Johnson Plans New Underground Wing

Print More

With over 90,000 visitors last year and over 30,000 items in collection, it may be easy to see why the Johnson Museum Advisory Council recommended an addition to the museum as part of its latest five-year plan. It may also be easy to see why a panel of three museum consultants from Harvard, the University of Minnesota and the University of Wisconsin saw the need for an addition as well.

According to the museum director Frank Robinson, an extraordinary opportunity was that I.M. Pei and John Sullivan’s ’62 original design of the museum called for an underground extension to the north end of the building.

“We began to think of I.M. Pei and the original plan,” Robinson said.

The plan involved creating an underground extension, which would lead beyond the road on the north side of the building eventually reaching the gorge and having large viewing windows which looked out onto it. The extension was not approved due to budgetary constraints.

Today the original plan poses some other problems.

“Now you wouldn’t want to spoil the gorge,” Robinson said.

The compromise, according to Robinson, would be the incorporation of elements from the original design without impacting the beauty of the gorge.

Though the plans have yet to be approved by the University, the museum has been in contact with Pei’s architectural firm.

“They are thrilled at the idea of doing it,” said Robinson, referring to both Pei and Sullivan.

The extension would add 10,000 to 12,000 square feet to the museum.

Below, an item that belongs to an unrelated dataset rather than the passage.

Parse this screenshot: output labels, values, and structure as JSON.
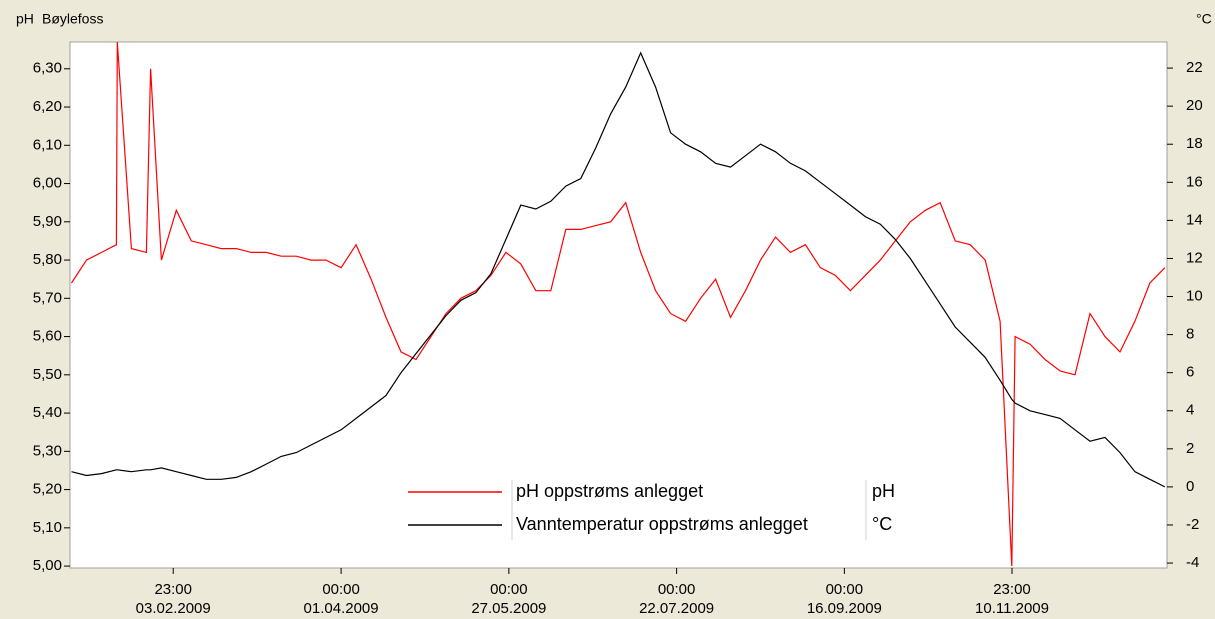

“This new wing would have three main functions,” said Robinson.

First would be new gallery space. Either one or two more galleries would be constructed with “sensitivity” to contemporary art.

The second function would be an open storage space. This concept is modeled upon the Henry Luce centers at the New York Historical Society and at the Metropolitan Museum of Art, where students or researchers could look through hundreds of works with relative ease. Currently the Johnson has many items in storage which are not readily accessible.

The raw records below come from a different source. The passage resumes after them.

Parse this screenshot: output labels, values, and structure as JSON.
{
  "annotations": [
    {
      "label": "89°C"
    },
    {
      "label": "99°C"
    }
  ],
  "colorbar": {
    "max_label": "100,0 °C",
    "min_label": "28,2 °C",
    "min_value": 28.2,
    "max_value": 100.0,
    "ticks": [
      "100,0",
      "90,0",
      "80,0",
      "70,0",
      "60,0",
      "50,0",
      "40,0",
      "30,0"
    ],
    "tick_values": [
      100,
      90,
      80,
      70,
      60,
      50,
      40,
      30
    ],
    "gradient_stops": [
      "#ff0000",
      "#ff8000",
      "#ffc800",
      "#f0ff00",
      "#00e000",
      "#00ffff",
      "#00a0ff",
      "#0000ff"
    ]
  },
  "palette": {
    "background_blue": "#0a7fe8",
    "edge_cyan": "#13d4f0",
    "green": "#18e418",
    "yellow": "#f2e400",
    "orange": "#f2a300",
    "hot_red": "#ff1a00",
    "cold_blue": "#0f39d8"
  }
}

Robinson added that the open storage space would enable the Asian Gallery to be opened up, because part of that gallery space is currently taken up by storage space.

The third use of the new space would be for educational programming. Currently the space for educational programming is limited to a workshop room for about 15 or 20 people.

“When we want to do a lecture or class section we have to close a gallery, it’s an awkward way to do things,” Robinson said.

The cost of the project, as estimated by Robinson, is approximately $11 million. Already the Johnson Museum has raised $4 million. However, if the University approved the project, a considerable effort in fundraising would have to take place over an estimated span of a year.

Construction would take about two or three years. Robinson added that there would be minimal disruption to the museum’s events with the exception of both the possibility of some of the lower rooms being closed to due to construction and the Asian gallery being closed for renovation.

“The new wing itself will not have an effect on operating budget at all,” Robinson said.

The $11 million cost includes an endowment, which would incur the costs of maintenance once the new space is open.